Created attachment 195345 [details] Patch for compatibility with base ntpd user Openntpd creates a user:group of _ntp:_ntp with ids 123:123. The base system now has an ntpd user with those numeric ids and a different home dir. Pass the --with-privsep-user=ntpd arg to configure on newer freebsd systems, and make a runtime check for chroot dir permissions compatible with the way freebsd base configures the ntpd home dir (owned by ntpd not root).
(Sorry, I wasn't aware of this PR until today.) The purpose of the base system ntpd user is to provide elevated privileges (compared to joe average user), e.g. the ability to set the clock. It also has a home directory it can write in. As part of OpenNTPD's privsep architecture, the point of the _ntp user is that it has no special privileges and the process running as _ntp gets chrooted into a directory it cannot even write to. If we want to reuse the ntpd user for OpenNTPD, we need to revoke its privileges, e.g. by setting security.mac.ntpd.enabled=0 in the rc.d script. I don't know what to do about the discrepant home directory permissions, maybe chown the directory in the rc.d script as well. Given that the ntpd and _ntp users are largely at cross-purposes, I think we should not reuse the ntpd user for OpenNTPD at all. Flipping privileges for the ntpd user between running base ntpd and OpenNTPD only makes things more complicated and brittle. I suggest that the ntpd and _ntp users should continue to exist as separate users. I'll look into what's required to move _ntp to a different numerical UID.
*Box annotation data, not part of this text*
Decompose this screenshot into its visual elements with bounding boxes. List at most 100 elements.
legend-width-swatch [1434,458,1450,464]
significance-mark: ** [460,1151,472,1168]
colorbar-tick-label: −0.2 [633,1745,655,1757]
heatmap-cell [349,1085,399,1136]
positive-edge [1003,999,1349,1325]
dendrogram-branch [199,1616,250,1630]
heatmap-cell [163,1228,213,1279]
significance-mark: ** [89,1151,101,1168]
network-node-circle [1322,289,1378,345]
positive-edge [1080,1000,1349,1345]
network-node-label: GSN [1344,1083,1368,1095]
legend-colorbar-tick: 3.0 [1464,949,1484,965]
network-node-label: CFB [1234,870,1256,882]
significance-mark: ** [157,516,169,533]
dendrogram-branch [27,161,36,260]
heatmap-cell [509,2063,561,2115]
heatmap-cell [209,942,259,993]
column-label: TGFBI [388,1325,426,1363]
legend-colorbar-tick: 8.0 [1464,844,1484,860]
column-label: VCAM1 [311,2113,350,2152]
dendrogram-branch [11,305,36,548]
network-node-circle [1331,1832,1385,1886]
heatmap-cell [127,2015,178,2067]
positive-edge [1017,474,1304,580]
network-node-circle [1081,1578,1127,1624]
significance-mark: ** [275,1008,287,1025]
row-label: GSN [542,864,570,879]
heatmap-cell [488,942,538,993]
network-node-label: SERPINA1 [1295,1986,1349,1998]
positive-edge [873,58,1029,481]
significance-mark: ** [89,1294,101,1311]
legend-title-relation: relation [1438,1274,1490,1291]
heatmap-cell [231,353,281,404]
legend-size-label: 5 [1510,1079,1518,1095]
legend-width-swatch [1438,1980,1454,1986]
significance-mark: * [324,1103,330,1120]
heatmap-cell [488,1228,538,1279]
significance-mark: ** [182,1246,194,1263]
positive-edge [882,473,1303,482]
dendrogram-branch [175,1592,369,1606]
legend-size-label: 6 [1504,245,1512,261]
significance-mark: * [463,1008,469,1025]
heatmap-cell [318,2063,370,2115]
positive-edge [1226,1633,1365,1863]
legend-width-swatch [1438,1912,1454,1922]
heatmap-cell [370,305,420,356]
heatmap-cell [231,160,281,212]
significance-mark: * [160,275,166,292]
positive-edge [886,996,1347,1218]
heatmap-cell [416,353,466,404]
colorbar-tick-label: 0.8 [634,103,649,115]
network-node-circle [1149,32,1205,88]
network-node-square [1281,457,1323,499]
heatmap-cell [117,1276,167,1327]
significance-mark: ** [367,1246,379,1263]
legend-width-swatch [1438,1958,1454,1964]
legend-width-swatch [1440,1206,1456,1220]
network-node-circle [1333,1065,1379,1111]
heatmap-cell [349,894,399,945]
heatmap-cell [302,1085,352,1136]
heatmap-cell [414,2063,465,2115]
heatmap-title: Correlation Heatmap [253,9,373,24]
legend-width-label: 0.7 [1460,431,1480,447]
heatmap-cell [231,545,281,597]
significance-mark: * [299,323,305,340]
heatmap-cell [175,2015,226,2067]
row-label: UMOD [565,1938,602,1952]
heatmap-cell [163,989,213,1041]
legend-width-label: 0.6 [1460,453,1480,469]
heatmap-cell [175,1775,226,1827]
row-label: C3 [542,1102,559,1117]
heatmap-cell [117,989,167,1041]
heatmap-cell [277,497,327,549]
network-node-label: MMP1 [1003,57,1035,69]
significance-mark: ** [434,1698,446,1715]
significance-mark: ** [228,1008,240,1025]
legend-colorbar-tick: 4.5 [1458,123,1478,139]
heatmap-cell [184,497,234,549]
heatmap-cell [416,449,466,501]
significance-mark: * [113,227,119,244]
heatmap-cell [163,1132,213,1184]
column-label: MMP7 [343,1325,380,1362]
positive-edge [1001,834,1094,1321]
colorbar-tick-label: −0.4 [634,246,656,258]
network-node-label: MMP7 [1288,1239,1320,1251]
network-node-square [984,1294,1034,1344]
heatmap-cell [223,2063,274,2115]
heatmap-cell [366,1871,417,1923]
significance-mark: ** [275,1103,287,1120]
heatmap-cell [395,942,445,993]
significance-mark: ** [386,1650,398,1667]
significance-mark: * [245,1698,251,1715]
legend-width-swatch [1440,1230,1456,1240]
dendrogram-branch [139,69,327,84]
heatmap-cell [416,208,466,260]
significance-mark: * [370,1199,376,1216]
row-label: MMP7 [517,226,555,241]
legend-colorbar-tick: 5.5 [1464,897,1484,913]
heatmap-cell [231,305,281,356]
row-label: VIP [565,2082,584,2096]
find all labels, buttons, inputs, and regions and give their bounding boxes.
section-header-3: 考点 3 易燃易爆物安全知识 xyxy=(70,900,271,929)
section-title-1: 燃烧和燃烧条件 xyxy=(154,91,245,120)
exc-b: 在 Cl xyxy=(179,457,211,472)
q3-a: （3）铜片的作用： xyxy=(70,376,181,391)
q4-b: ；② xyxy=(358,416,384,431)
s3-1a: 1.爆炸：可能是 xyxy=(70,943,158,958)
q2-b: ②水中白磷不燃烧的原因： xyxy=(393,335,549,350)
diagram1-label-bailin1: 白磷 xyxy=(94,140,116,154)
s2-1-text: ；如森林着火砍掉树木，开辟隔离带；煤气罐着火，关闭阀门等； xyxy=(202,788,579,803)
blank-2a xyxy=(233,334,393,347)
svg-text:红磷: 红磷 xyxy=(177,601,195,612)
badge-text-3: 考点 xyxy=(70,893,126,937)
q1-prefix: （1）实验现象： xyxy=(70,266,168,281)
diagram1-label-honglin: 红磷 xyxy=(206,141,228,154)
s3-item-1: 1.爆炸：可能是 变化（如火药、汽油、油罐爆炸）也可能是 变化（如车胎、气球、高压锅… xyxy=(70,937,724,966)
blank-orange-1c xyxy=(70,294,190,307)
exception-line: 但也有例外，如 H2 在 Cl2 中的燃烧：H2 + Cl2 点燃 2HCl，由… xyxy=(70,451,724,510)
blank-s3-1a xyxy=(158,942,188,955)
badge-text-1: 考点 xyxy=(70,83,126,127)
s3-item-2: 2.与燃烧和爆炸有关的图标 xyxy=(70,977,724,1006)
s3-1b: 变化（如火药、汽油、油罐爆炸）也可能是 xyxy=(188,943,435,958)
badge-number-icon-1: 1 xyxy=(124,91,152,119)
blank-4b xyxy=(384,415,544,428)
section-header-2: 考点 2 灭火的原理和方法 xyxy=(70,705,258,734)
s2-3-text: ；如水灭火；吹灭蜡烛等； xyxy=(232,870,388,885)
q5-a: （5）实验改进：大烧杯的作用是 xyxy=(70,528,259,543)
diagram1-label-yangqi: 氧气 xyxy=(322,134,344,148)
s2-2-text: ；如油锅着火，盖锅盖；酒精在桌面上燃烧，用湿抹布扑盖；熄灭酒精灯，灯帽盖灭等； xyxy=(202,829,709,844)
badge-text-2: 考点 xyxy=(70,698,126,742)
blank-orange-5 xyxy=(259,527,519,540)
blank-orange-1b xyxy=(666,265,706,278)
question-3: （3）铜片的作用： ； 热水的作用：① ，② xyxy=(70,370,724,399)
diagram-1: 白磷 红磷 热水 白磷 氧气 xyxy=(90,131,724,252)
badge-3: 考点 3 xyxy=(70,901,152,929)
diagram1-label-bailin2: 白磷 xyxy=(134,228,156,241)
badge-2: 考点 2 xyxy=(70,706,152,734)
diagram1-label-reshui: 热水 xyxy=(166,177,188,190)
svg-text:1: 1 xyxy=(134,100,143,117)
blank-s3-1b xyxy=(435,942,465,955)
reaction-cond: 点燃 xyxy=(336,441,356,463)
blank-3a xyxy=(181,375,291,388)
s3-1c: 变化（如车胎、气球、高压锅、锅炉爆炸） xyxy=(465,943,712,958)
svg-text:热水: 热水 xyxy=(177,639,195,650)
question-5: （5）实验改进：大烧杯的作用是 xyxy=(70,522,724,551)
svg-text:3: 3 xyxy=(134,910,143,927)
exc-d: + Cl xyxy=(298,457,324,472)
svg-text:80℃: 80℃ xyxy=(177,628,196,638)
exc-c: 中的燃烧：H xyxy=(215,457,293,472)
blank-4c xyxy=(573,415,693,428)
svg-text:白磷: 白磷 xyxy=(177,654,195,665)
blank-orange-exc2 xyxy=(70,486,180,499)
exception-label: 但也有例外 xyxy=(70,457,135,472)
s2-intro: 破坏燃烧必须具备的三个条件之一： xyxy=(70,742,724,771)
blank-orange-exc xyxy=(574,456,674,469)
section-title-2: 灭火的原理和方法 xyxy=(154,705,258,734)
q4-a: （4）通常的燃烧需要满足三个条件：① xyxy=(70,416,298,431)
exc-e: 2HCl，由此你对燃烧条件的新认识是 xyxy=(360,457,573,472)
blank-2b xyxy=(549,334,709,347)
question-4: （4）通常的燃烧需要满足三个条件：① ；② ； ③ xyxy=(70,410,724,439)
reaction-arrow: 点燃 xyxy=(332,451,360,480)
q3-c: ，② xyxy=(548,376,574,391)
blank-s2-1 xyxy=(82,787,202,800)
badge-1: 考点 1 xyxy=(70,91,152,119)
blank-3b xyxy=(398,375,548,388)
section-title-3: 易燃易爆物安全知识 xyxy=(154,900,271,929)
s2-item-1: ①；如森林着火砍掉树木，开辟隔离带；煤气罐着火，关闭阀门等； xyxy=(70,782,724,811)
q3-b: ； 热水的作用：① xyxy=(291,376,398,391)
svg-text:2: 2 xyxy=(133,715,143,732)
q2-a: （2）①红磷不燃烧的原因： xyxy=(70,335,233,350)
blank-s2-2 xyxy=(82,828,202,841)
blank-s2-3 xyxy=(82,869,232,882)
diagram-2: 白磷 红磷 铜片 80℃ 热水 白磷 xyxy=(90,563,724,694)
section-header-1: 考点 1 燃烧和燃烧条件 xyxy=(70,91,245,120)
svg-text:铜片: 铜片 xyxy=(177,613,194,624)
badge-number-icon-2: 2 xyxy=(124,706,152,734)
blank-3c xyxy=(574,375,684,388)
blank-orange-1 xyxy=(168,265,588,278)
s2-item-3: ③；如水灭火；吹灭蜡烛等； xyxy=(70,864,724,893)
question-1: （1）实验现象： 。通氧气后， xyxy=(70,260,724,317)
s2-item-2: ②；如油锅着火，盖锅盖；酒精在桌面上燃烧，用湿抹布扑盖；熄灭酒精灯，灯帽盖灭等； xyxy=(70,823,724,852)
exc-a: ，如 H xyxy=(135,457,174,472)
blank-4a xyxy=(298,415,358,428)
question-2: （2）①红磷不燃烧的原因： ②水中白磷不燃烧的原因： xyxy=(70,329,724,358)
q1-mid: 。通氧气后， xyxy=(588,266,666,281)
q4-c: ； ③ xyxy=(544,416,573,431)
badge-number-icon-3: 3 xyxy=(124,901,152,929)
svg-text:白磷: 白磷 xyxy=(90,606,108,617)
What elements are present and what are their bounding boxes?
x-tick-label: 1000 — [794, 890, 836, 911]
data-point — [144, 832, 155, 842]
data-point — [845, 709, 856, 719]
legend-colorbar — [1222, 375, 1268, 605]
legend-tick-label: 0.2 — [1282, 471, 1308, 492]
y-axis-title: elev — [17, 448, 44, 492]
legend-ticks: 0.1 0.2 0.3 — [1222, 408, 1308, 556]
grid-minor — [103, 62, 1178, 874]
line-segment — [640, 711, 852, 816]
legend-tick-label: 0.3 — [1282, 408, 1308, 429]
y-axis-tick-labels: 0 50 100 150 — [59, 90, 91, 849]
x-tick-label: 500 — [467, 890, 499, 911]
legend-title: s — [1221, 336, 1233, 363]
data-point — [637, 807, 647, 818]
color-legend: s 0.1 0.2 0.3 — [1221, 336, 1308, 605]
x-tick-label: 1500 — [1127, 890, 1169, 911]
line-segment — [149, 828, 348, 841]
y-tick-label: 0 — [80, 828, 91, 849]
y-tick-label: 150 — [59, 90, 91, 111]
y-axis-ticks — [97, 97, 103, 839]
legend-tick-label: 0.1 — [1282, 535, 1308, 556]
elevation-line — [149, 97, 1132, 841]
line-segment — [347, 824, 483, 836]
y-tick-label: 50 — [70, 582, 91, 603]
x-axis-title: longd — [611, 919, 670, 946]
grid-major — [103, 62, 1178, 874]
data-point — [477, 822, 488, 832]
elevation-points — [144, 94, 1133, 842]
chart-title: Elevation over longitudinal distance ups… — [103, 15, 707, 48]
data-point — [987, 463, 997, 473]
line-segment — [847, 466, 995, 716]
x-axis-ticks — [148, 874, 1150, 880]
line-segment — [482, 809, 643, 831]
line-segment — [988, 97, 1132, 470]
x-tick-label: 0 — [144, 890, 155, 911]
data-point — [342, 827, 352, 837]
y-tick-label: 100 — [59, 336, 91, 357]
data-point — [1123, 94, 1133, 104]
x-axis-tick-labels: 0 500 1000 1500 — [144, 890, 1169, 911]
My main thought is that openntpd is so flawed that nobody should ever use it for any reason. The only reason that might have existed previously is that it runs with reduced privs (well, part of it does) and you couldn't easily run the real ntpd that way on freebsd. Now that reason is gone. That said, I'll just note that the mac_ntpd policy is already not enabled by default. A sysadmin has to either compile it into a custom kernel, or specifically ask for it to be loaded in loader.conf, or the rc.d script for the stock ntpd will auto-load it. The stock rc.d/ntpd script won't load it if openntpd is in use instead, and if the sysadmin has enabled mac_ntpd, the openntpd rc.d script absolutely should not undo that. If openntpd needs a directory to chroot into that isn't writeable and isn't used for anything, /var/empty might be a good candidate.
A commit references this bug: Author: naddy Date: Fri Aug 3 20:29:53 UTC 2018 New revision: 476321 URL: https://svnweb.freebsd.org/changeset/ports/476321 Log: Move the numerical ID for the "_ntp" user, required for net/openntpd's privilege separation, after its value was usurped by the new "ntpd" user in 12.0-CURRENT. PR: 229936 Changes: head/GIDs head/UIDs head/UPDATING head/net/openntpd/Makefile
I moved _ntp to a different numerical UID.